Péter Szijjártó, Minister of Foreign Affairs and Trade, said Hungary has received the necessary guarantees in the past few weeks and has therefore agreed to the European Union signing the post-Cotonou agreement with the Organization of African, Caribbean and Pacific States.
In line with the decision of the Hungarian parliament, Hungary had blocked the signing of the document until receiving guarantees “we managed to achieve over the past weeks”, Minister Szijjártó said in Mauritius, after meeting Mauritian counterpart Alan Ganoo. Accordingly, all decisions on migration and the labour market will remain in the hands of nation-states, he said. “Also, the protection of children will remain unsullied by the LGBTQ propaganda they have attempted to force on us,” he said. Hungary agrees with the post-Cotonou agreement’s aim to bolster economic ties, as it would be advantageous to all parties, “especially today when blocs are forming again worldwide,” he said. At the same time, Minister Szijjártó said Hungary’s government had “grave doubts and red lines” on the agreement’s approach to migration and sexual rights. Under the present agreement, the European Council’s resolution will be amended to clarify that the post-Cotonou agreement will not have an effect on national competencies over migration and sex education, he said.

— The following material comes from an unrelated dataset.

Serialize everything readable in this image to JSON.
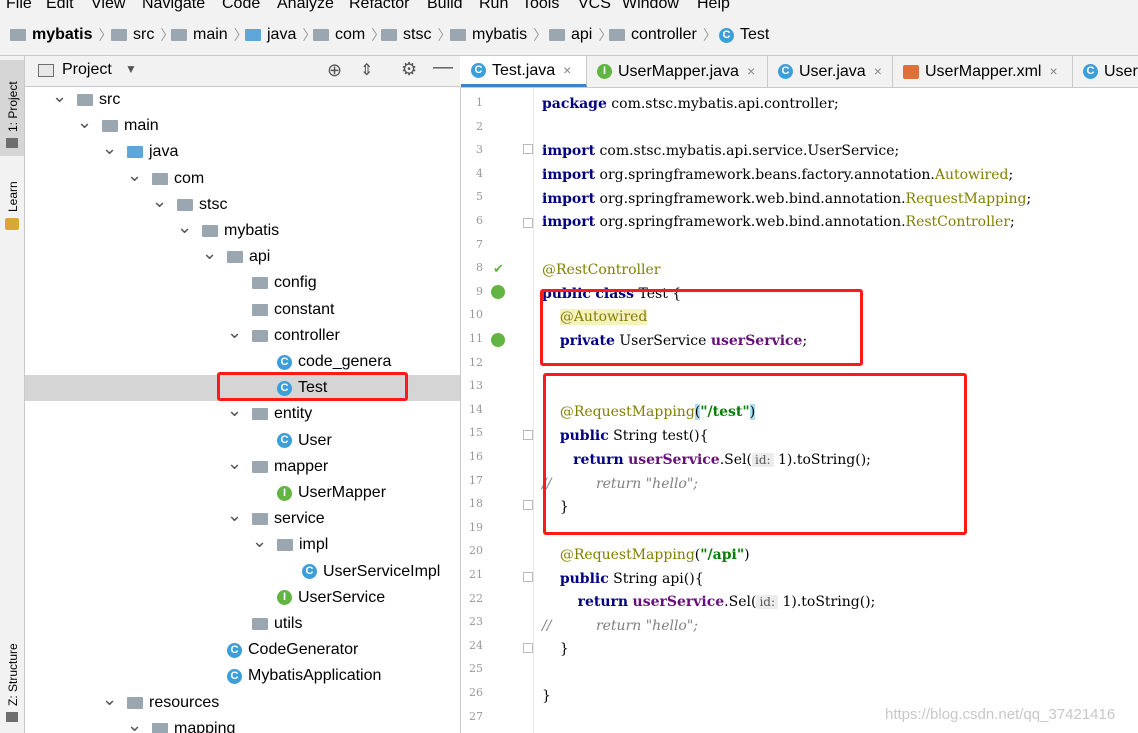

The agreement will contain a “negative list” of the issues that are to remain national competencies, Minister Szijjártó said. The list will include the labor market and regulations on social integration, leaving it up to nation-states to determine the “number and degree of integration of immigrants into society”, he said. Jutta Urpilainen, the European Commissioner for International Partnerships, has also given a written statement guaranteeing that the agreement’s passages “referring to sexual rights” are not legally binding for member states in any way, Szijjártó said. A statement will also be added to the document “declaring that we will protect our children and that sex education is the exclusive right of the parents,” he added. “Since all decisions regarding migration and sex education, as well as the employment and integration of foreigners, remain in the member states’ hands, and since we shall have no legal obligation regarding sexual rights, we feel we have fulfilled parliament’s expectations and can agree to the EU signing the post-Cotonou agreement,” Szijjártó said. At the meeting, Minister Szijjártó and Ganoo also touched on bilateral ties, and Hungary agreed to offer 15 government scholarships to Mauritian students wishing to study in Hungary. Tourism is also thriving, with more than 3,000 Hungarians visiting the East African country in the first quarter, and work is underway on cooperation in water management and environmental protection, he said.